Methods: Twenty-one Sprague-Dawley rats were divided into three groups: sham-operated group (sham), model group (RIRI), and puerarin treatment group (RIRI + Pue). The model of acute renal I/R injury was established by cutting the right kidney and clamping the left renal pedicle for 45 min.
Results: Renal function parameters were statistically significant in group comparisons. The renal tissue structure of rats in sham group was basically normal. Pathological changes were observed in the RIRI group. The renal pathological damage score and apoptosis rate in the RIRI group were higher than those in the sham group, and significantly lower in the RIRI + Pue group than in the RIRI group. Indicators of oxidative stress-superoxide dismutase, malondialdehyde, and glutathione peroxidase-were statistically significant in group comparisons.

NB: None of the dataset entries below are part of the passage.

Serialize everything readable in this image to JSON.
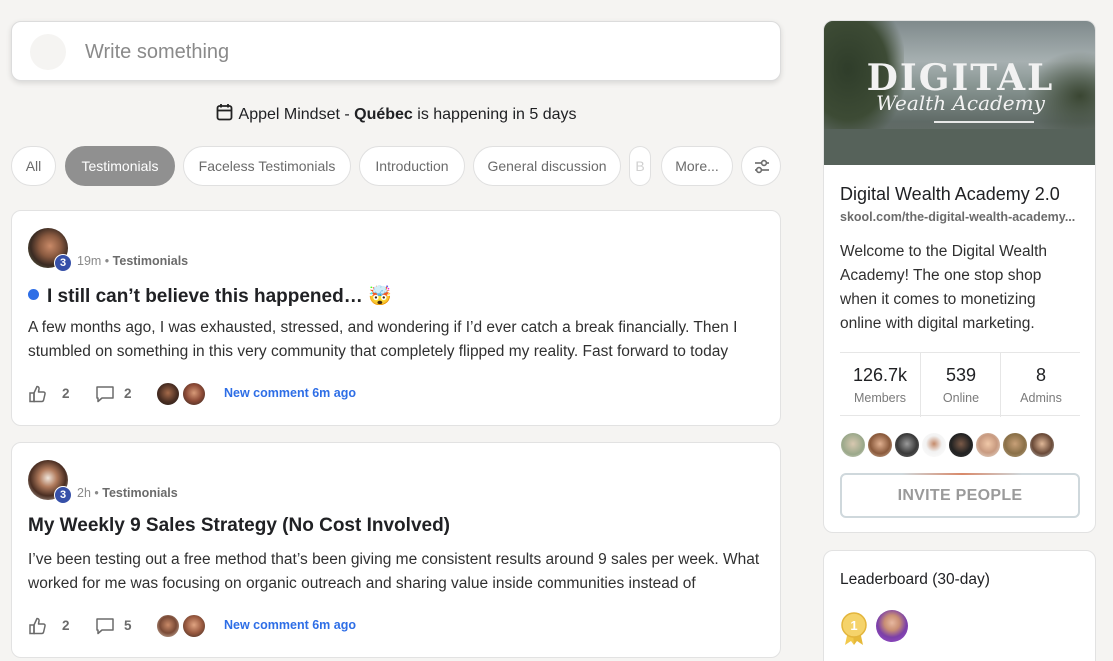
{
  "composer": {
    "placeholder": "Write something"
  },
  "event": {
    "name": "Appel Mindset",
    "sep": " - ",
    "place": "Québec",
    "suffix": " is happening in 5 days"
  },
  "filters": {
    "chips": [
      "All",
      "Testimonials",
      "Faceless Testimonials",
      "Introduction",
      "General discussion",
      "B",
      "More..."
    ],
    "active": "Testimonials"
  },
  "posts": [
    {
      "level": "3",
      "time": "19m",
      "category": "Testimonials",
      "title": "I still can’t believe this happened…",
      "emoji": "🤯",
      "unread": true,
      "body": "A few months ago, I was exhausted, stressed, and wondering if I’d ever catch a break financially. Then I stumbled on something in this very community that completely flipped my reality. Fast forward to today",
      "likes": "2",
      "comments": "2",
      "new_comment": "New comment 6m ago"
    },
    {
      "level": "3",
      "time": "2h",
      "category": "Testimonials",
      "title": "My Weekly 9 Sales Strategy (No Cost Involved)",
      "unread": false,
      "body": "I’ve been testing out a free method that’s been giving me consistent results around 9 sales per week. What worked for me was focusing on organic outreach and sharing value inside communities instead of",
      "likes": "2",
      "comments": "5",
      "new_comment": "New comment 6m ago"
    }
  ],
  "group": {
    "cover_line1": "DIGITAL",
    "cover_line2": "Wealth Academy",
    "name": "Digital Wealth Academy 2.0",
    "url": "skool.com/the-digital-wealth-academy...",
    "description": "Welcome to the Digital Wealth Academy! The one stop shop when it comes to monetizing online with digital marketing.",
    "stats": [
      {
        "value": "126.7k",
        "label": "Members"
      },
      {
        "value": "539",
        "label": "Online"
      },
      {
        "value": "8",
        "label": "Admins"
      }
    ],
    "invite_label": "INVITE PEOPLE"
  },
  "leaderboard": {
    "title": "Leaderboard (30-day)",
    "rank": "1"
  },
  "colors": {
    "accent": "#2e6ee6",
    "level_badge": "#3650a8",
    "chip_active": "#909090",
    "gold": "#f2c94c"
  }
}
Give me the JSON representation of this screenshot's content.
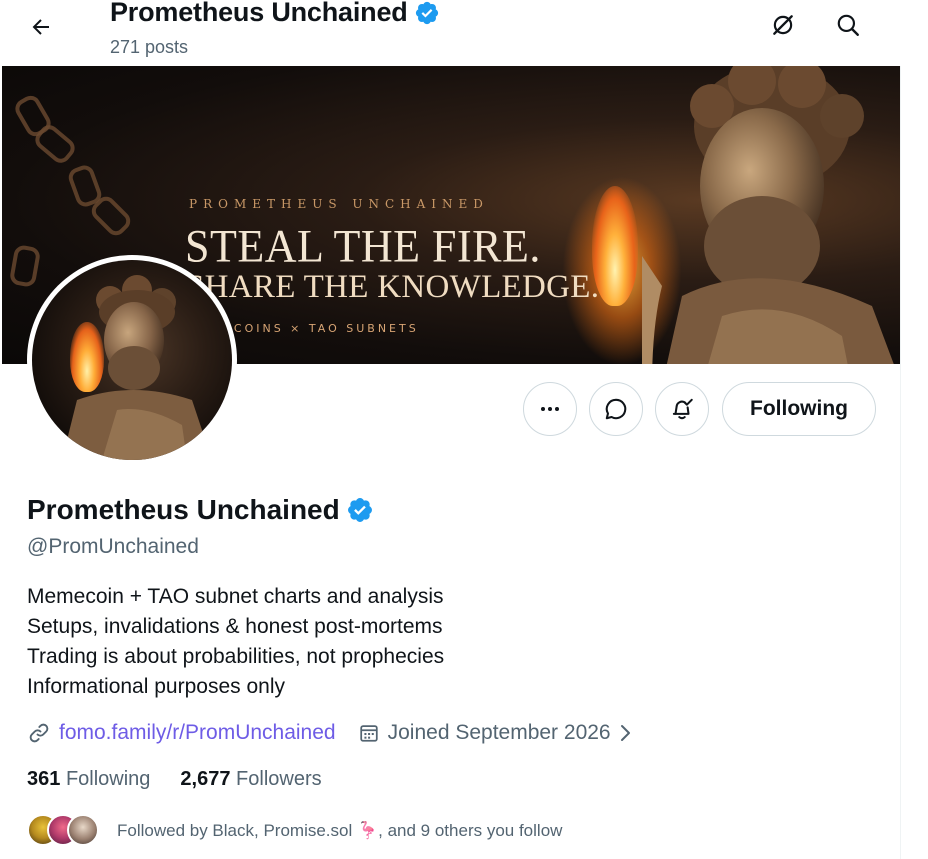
{
  "header": {
    "title": "Prometheus Unchained",
    "post_count": "271 posts",
    "back_icon": "arrow-left-icon",
    "grok_icon": "grok-icon",
    "search_icon": "search-icon"
  },
  "banner": {
    "kicker": "PROMETHEUS UNCHAINED",
    "headline_1": "STEAL THE FIRE.",
    "headline_2": "SHARE THE KNOWLEDGE.",
    "tagline": "MEMECOINS × TAO SUBNETS"
  },
  "actions": {
    "more_icon": "more-icon",
    "message_icon": "message-icon",
    "notify_icon": "bell-check-icon",
    "follow_label": "Following"
  },
  "profile": {
    "name": "Prometheus Unchained",
    "handle": "@PromUnchained",
    "bio": [
      "Memecoin + TAO subnet charts and analysis",
      "Setups, invalidations & honest post-mortems",
      "Trading is about probabilities, not prophecies",
      "Informational purposes only"
    ],
    "link": "fomo.family/r/PromUnchained",
    "joined": "Joined September 2026"
  },
  "stats": {
    "following_count": "361",
    "following_label": "Following",
    "followers_count": "2,677",
    "followers_label": "Followers"
  },
  "followed_by": "Followed by Black, Promise.sol 🦩, and 9 others you follow",
  "colors": {
    "verified": "#1d9bf0",
    "link": "#6e5ce6",
    "muted": "#536471",
    "text": "#0f1419"
  }
}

Compared with the sham group, the relative expressions of NLRP3, Caspase-1 and GSDMD proteins in the RIRI group were increased. Compared with the RIRI group, the RIRI + Pue group had significant reductions.
Conclusions: Puerarin can inhibit the activation of NLRP3/Caspase-1/GSDMD pathway, inhibit inflammatory response and pyroptosis, and enhance the antioxidant capacity of kidney, thereby protecting renal I/R injury in rats.